Com “Casa de Família” (Fábula, 2024), Sophie Blackall volta a encantar-nos com mais um excelente livro, onde a luminosidade e os detalhes são preciosos para recriar, de forma magistral, ambientes habitados por afectos e memórias.
A família, os espaços e as relações que temos uns com os outros são temas que marcam as narrativas de Blackall. Desta vez, a autora convida-nos a entrar numa casa, conhecendo as suas divisões e todos os recantos, para não nos esquecermos que este talvez seja o lugar mais importante do mundo. Nela começam e acabam os dias. Em casa, encontramos um porto de abrigo, descobrimos e desvendamos os mais íntimos segredos. É nela que recordamos o passado e projectamos o futuro.
Ao abrir “Casa de Família”, o leitor conhece a quinta e a casa que fica “para lá de uma montanha, no fundo de uma entrada, à beira de um riacho cintilante que serpenteia pelos campos”. Ao virar a página, o leitor já está dentro da casa, onde habitaram “doze crianças nasceram e cresceram, onde aprenderam a gatinhar no pequeno vestíbulo, onde posaram sentadas nos degraus da escada de madeira e onde foram medidas, ano após ano, com riscos numa ombreira, onde esculpiram batatas que mergulharam em tinta, para estampar as paredes com flores e folhas…”.
Ao aceitar o convite, o leitor caminha vagarosamente pela casa onde as crianças perderam os dentes e escovaram o cabelo, aprenderam a colher maçãs e a fazer tartes, onde puseram a mesa e obedeceram à mãe, onde sussurraram segredos, descobriram as primeiras leituras e ecoaram gargalhadas. Onde cresceram e se tornaram adultos, de onde partiram para estudar, abraçar novos desafios ou, simplesmente, para ver o mar. Esta é uma casa como muitas casas. Como as nossas casas, onde habita o amor e as recordações.
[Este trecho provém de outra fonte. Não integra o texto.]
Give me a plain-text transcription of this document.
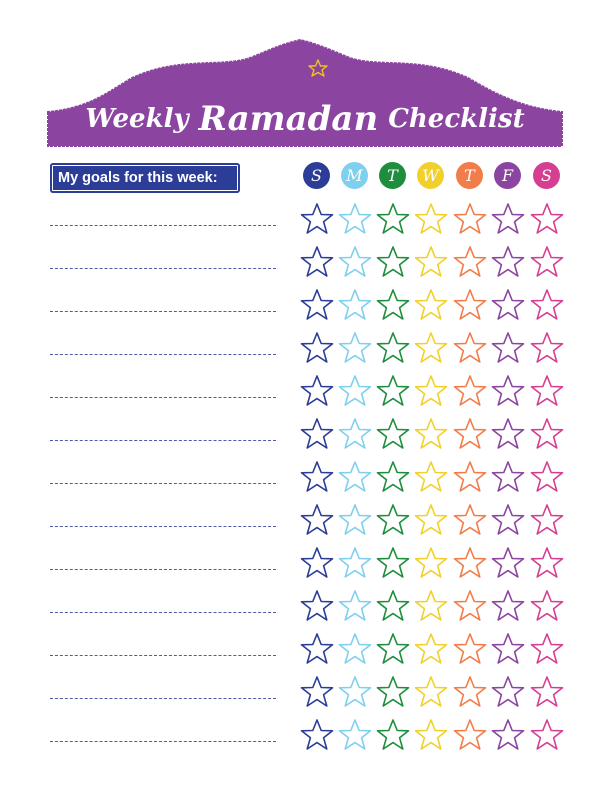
Weekly Ramadan Checklist
My goals for this week:	S	M	T	W	T	F	S
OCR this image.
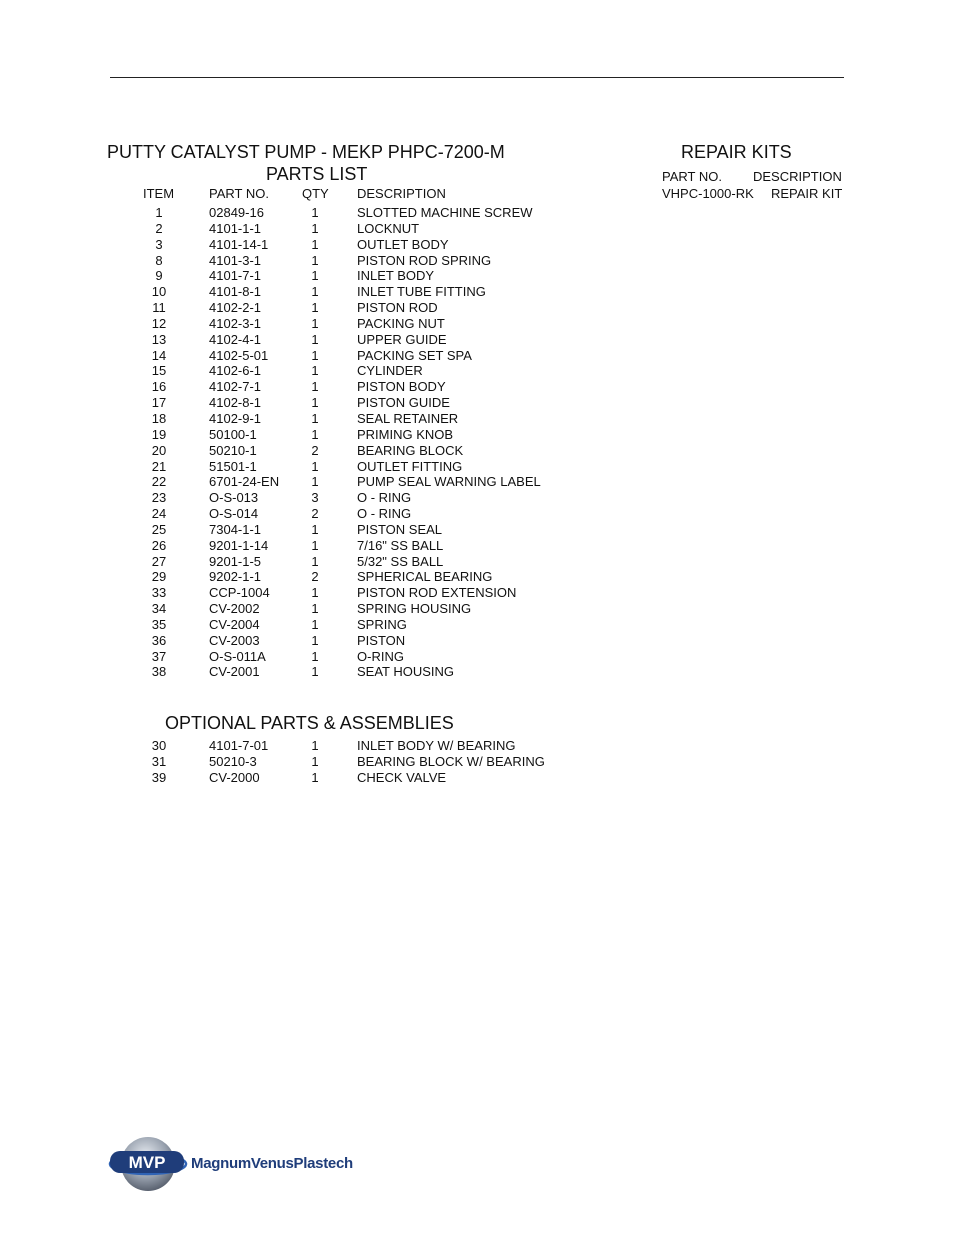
PUTTY CATALYST PUMP - MEKP PHPC-7200-M
PARTS LIST
REPAIR KITS
PART NO. DESCRIPTION
VHPC-1000-RK REPAIR KIT
ITEM	PART NO.	QTY DESCRIPTION
1	02849-16	1	SLOTTED MACHINE SCREW
2	4101-1-1	1	LOCKNUT
3	4101-14-1	1	OUTLET BODY
8	4101-3-1	1	PISTON ROD SPRING
9	4101-7-1	1	INLET BODY
10	4101-8-1	1	INLET TUBE FITTING
11	4102-2-1	1	PISTON ROD
12	4102-3-1	1	PACKING NUT
13	4102-4-1	1	UPPER GUIDE
14	4102-5-01	1	PACKING SET SPA
15	4102-6-1	1	CYLINDER
16	4102-7-1	1	PISTON BODY
17	4102-8-1	1	PISTON GUIDE
18	4102-9-1	1	SEAL RETAINER
19	50100-1	1	PRIMING KNOB
20	50210-1	2	BEARING BLOCK
21	51501-1	1	OUTLET FITTING
22	6701-24-EN 1	PUMP SEAL WARNING LABEL
23	O-S-013	3	O - RING
24	O-S-014	2	O - RING
25	7304-1-1	1	PISTON SEAL
26	9201-1-14	1	7/16" SS BALL
27	9201-1-5	1	5/32" SS BALL
29	9202-1-1	2	SPHERICAL BEARING
33	CCP-1004	1	PISTON ROD EXTENSION
34	CV-2002	1	SPRING HOUSING
35	CV-2004	1	SPRING
36	CV-2003	1	PISTON
37	O-S-011A	1	O-RING
38	CV-2001	1	SEAT HOUSING
OPTIONAL PARTS & ASSEMBLIES
30	4101-7-01	1	INLET BODY W/ BEARING
31	50210-3	1	BEARING BLOCK W/ BEARING
39	CV-2000	1	CHECK VALVE
MVP MagnumVenusPlastech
Um dia, a casa sentiu a solidão, “acomodou-se nas pedras, o que vergou ligeiramente as suas vigias e o seu esqueleto, fazendo a porta entreabrir-se, deixando entrar o vento” Um dia, mais tarde, ao entrar na antiga casa da quinta, Sophie Blackall recolhe o que ainda resta: “retalhos de papel de parede e livros empapados de chuva e mapas a desfazerem-se vestidos cobertos de lama e lenços e um botão que já tinha sido uma concha no mar”. Objectos que honram as memórias, as vidas e que inspiraram este livro extraordinariamente belo. Retalhos que renascem pela mão de Sophie Blackall, e que continuarão a contar histórias e a encantar pequenos e graúdos.
As deslumbrantes ilustrações são feitas com as memórias que resistiram ao tempo, que teimaram ficar em casa e ressuscitaram com lápis de cor, aguarelas, tinta-da-china, pincéis e muita imaginação. Um livro para todos aqueles que guardam, nas suas casas, histórias incríveis. Um livro emotivo e de grande sensibilidade, para todas as famílias.
Sophie Blackall é uma artista australiana e ilustradora de livros infantis. Vive e trabalha em Brooklyn, Nova Iorque. Conquistou vários prémios, como o Ezra Jack Keats Award e duas vezes a Medalha Caldecott. Formada em Design, Sophie já ilustrou mais de 30 livros para crianças. O seu trabalho inclui também animação e ilustrações para a imprensa. É autora de “Olá, Farol!” e “Se Algum Dia Vieres à Terra”, ambos com edição nacional.